Blogueiro e influenciador político, Paulo Figueiredo é neto do ex-presidente da ditadura militar João Figueiredo. Ele emergiu como figura central na escalada das tensões diplomáticas entre Brasil e Estados Unidos.
Seu nome foi explicitamente mencionado na ordem executiva assinada por Donald Trump nesta quarta-feira (30), que impõe sanções ao ministro do Supremo Tribunal Federal (STF), Alexandre de Moraes, e estabelece uma sobretaxa de 50% sobre produtos brasileiros importados pelos EUA, apelidada de “Tarifa Moraes”.

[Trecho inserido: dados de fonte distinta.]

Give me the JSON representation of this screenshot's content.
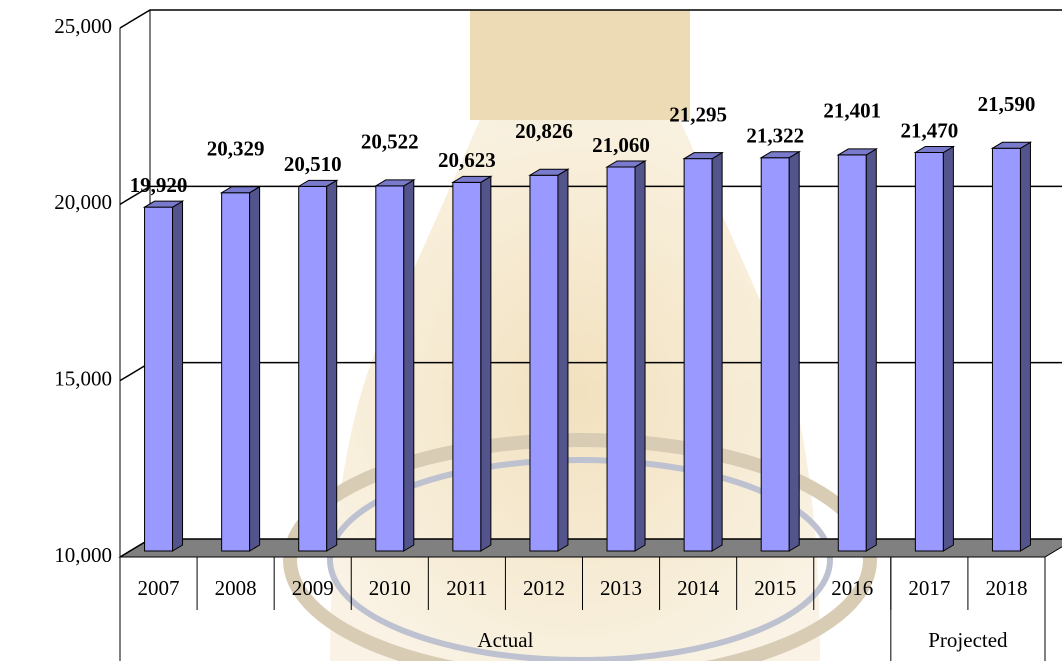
{
  "chart_data": {
    "type": "bar3d",
    "categories": [
      "2007",
      "2008",
      "2009",
      "2010",
      "2011",
      "2012",
      "2013",
      "2014",
      "2015",
      "2016",
      "2017",
      "2018"
    ],
    "values": [
      19920,
      20329,
      20510,
      20522,
      20623,
      20826,
      21060,
      21295,
      21322,
      21401,
      21470,
      21590
    ],
    "value_labels": [
      "19,920",
      "20,329",
      "20,510",
      "20,522",
      "20,623",
      "20,826",
      "21,060",
      "21,295",
      "21,322",
      "21,401",
      "21,470",
      "21,590"
    ],
    "groups": [
      {
        "name": "Actual",
        "from": "2007",
        "to": "2016"
      },
      {
        "name": "Projected",
        "from": "2017",
        "to": "2018"
      }
    ],
    "color": "#9999ff",
    "ylim": [
      10000,
      25000
    ],
    "yticks": [
      {
        "value": 10000,
        "label": "10,000"
      },
      {
        "value": 15000,
        "label": "15,000"
      },
      {
        "value": 20000,
        "label": "20,000"
      },
      {
        "value": 25000,
        "label": "25,000"
      }
    ],
    "grid": true
  }
}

Radicado nos Estados Unidos, Figueiredo vem difundindo na Casa Branca que é um dos cidadãos cujos direitos humanos são desrespeitados pelo ministro Moraes.
O documento de Trump afirma que o ministro brasileiro emitiu “centenas de ordens para censurar secretamente seus críticos políticos” e apoiou investigações criminais contra cidadãos americanos que expuseram suas “graves violações de direitos humanos e corrupção”, citando especificamente o processo contra Figueiredo, inclusive por discursos feitos em território americano.

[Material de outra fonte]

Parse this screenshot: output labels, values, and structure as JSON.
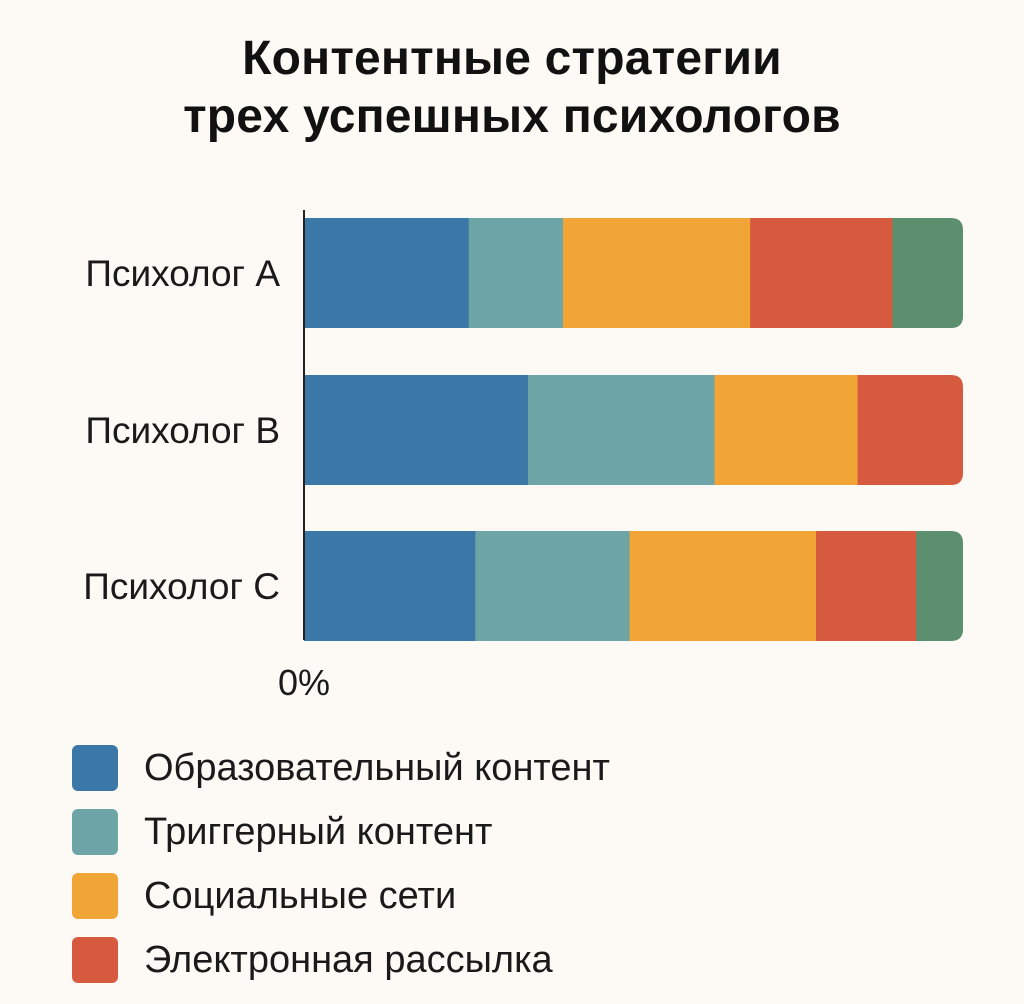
{
  "chart_data": {
    "type": "bar",
    "orientation": "horizontal",
    "stacked": true,
    "title": [
      "Контентные стратегии",
      "трех успешных психологов"
    ],
    "categories": [
      "Психолог A",
      "Психолог B",
      "Психолог C"
    ],
    "x_tick_labels": [
      "0%"
    ],
    "xlim": [
      0,
      100
    ],
    "series": [
      {
        "name": "Образовательный контент",
        "color": "#3b78a8",
        "values": [
          25,
          34,
          26
        ]
      },
      {
        "name": "Триггерный контент",
        "color": "#6da4a6",
        "values": [
          14.3,
          28.3,
          23.4
        ]
      },
      {
        "name": "Социальные сети",
        "color": "#f0a536",
        "values": [
          28.4,
          21.7,
          28.3
        ]
      },
      {
        "name": "Электронная рассылка",
        "color": "#d65b3e",
        "values": [
          21.6,
          16,
          15.2
        ]
      },
      {
        "name": "",
        "color": "#5b8f6d",
        "values": [
          10.7,
          0,
          7.1
        ]
      }
    ],
    "legend_position": "bottom-left",
    "grid": false
  }
}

Atuação política e apoio a Trump
Paulo Figueiredo tem atuado como lobista junto ao governo Trump, em parceria com o deputado federal Eduardo Bolsonaro (PL-SP), para pressionar por sanções contra Moraes e outras autoridades brasileiras.
Ele se destacou como um dos principais defensores do “tarifaço” de Trump, chegando a declarar na semana passada: “Achamos ótimo. O Brasil merece a Tarifa Moraes”, em referência ao ministro relator do inquérito contra Jair Bolsonaro por tentativa de golpe de Estado.
Trajetória e posicionamento anti-STF
Antes de se tornar influenciador e lobista, Figueiredo atuou como comentarista de TV. Com um discurso contundente contra o STF e apoio declarado ao ex-presidente Jair Bolsonaro, ele conquistou projeção nas redes sociais.
Em 2022, foi alvo de decisões judiciais do Supremo que determinaram o bloqueio de suas redes sociais no Brasil, o congelamento de bens e o cancelamento de seu passaporte.
Com formação em economia e especializações em instituições de renome como Harvard, London School of Economics e MIT, Figueiredo atualmente apresenta um canal no YouTube e escreve para o site conservador norte-americano “The Epoch Times”. Seu curso online, “O Fim da América e do Mundo Como Conhecemos”, já atraiu milhares de alunos.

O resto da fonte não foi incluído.